Discussing the numbers further Savas, who appears to be on the Turkish side of the border, offers a more detailed explanation of the invoice.
“So I have made a list of everything after we have talked about it. How they made it what they did, etc. I don’t want a package thing but there are three persons who get medical operation,” Savas tells Bali. “There is just one person who made problems. It's Muhammed Emin. Only his medical treatment costs $18,000 and that’s really low-priced. I will make a list of all the things they have done. You can ask all hospitals.”
Bali then apparently called another man to figure out the breakdown of the hospital bill. Going over the invoice, the conversations reveal a further bill, the price of which is also being debated between IS men.

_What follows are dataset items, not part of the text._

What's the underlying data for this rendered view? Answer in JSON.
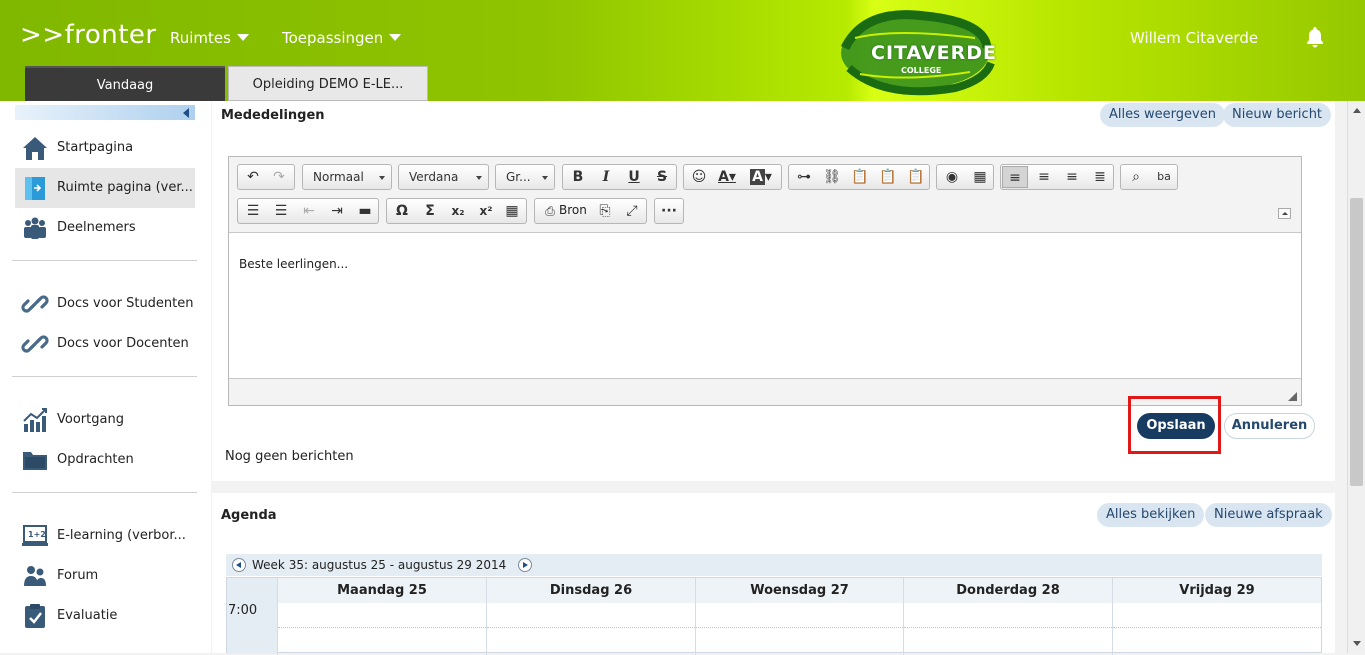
{
  "header": {
    "logo": ">>fronter",
    "menu": [
      {
        "label": "Ruimtes"
      },
      {
        "label": "Toepassingen"
      }
    ],
    "brand_name": "CITAVERDE",
    "brand_sub": "COLLEGE",
    "user": "Willem Citaverde",
    "tabs": [
      {
        "label": "Vandaag"
      },
      {
        "label": "Opleiding DEMO E-LE..."
      }
    ]
  },
  "sidebar": {
    "items": [
      {
        "label": "Startpagina",
        "icon": "home-icon"
      },
      {
        "label": "Ruimte pagina (ver...",
        "icon": "room-page-icon"
      },
      {
        "label": "Deelnemers",
        "icon": "people-icon"
      },
      {
        "label": "Docs voor Studenten",
        "icon": "link-icon"
      },
      {
        "label": "Docs voor Docenten",
        "icon": "link-icon"
      },
      {
        "label": "Voortgang",
        "icon": "progress-chart-icon"
      },
      {
        "label": "Opdrachten",
        "icon": "folder-icon"
      },
      {
        "label": "E-learning (verbor...",
        "icon": "elearning-icon"
      },
      {
        "label": "Forum",
        "icon": "forum-icon"
      },
      {
        "label": "Evaluatie",
        "icon": "evaluation-icon"
      }
    ]
  },
  "announcements": {
    "title": "Mededelingen",
    "show_all": "Alles weergeven",
    "new_message": "Nieuw bericht",
    "editor": {
      "format": "Normaal",
      "font": "Verdana",
      "size": "Gr...",
      "source_label": "Bron",
      "content": "Beste leerlingen..."
    },
    "save": "Opslaan",
    "cancel": "Annuleren",
    "empty": "Nog geen berichten"
  },
  "agenda": {
    "title": "Agenda",
    "view_all": "Alles bekijken",
    "new_appointment": "Nieuwe afspraak",
    "week_label": "Week 35: augustus 25 - augustus 29 2014",
    "days": [
      "Maandag 25",
      "Dinsdag 26",
      "Woensdag 27",
      "Donderdag 28",
      "Vrijdag 29"
    ],
    "time": "7:00"
  },
  "colors": {
    "header_green": "#8fc400",
    "button_navy": "#173b61",
    "pill_blue": "#d9e6f2",
    "highlight_red": "#e01818"
  }
}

“I made a discount from $48,000 to $35,000 for you. But these are just costs of the hospital. If I include the cost for housing of $11,000 into it, it makes $46,000, brother,” the man tells Bali.
“$11,000 for what?,” wonders Bali, to which he gets an answer that the money had been spent on food, housing, electricity, water costs. “I will make a discount for all this. Only for you,” the man reassures Bali.
“There is a list of the how many times they get food. It’s on the list. There is a list of this,” the man says claiming that each meal at the facility costs $5 and that over the billing cycle amounted to $6,000. “And they used a lot of electricity. They used the air conditioning all the time,” he explains. “I did not put these things into the amount. Made a discount and more discount.”
While Bali seems to agree to the run-up of his fighters’ treatment, the man on the line still wants to do more for his partner and offers more discounts, as long as Bali disposes the cash.
“I convinced them to make a discount from the hospital bill… I want you to do me a favor. No matter if you send $43,000 or $42,000, but send something. They will cut our electricity...”
In another phone conversation traced by Ankara’s security services as coming from Sanliurfa to Sakarya in southeast Turkey, Bali tells one of the operatives that he will not be sending the wounded to one particular hospital anymore, because he once helped an Azerbaijani fighter “Mehmet Ali” to get treated there, and apparently there was some confusion about treatment received and money paid.
“Brother, I want to ask you something. You have information about this hospital? They say that company has many debts at this hospital. Something about $40-50,000,” the man asks Bali. “We have paid all of this money,” Bali replied.
While RT continues to comb through the phone conversation intercepts, leaked to the media by an opposition MP from Republican People’s Party (CHP) , Eren Erdem remains under the tight lid of the Turkish government.
Erdem already has an ongoing treason investigation against him, after he alleged in an exclusive interview with RT in December that Islamic State jihadists had delivered deadly sarin gas to Syria through Turkey. The latest leak could land him in more trouble, as the government is leading a crusade against freedom of speech and politicians who are critical of Turkish President Recep Tayyip Erdogan or his policies.
Those opposing the government stance on the crackdown of the Kurds in the southeast of the country or journalists who are trying to expose the dark side of alleged Ankara-IS connection, get persecuted and often jailed.
Currently the Turkish parliament is trying to push through a constitutional amendment, which could pave the way for the trial of legislators on terror-related charges. If the law is passed and “terrorist-collaborating” MPs are stripped of their immunity, Erdem could face a lengthy prison term.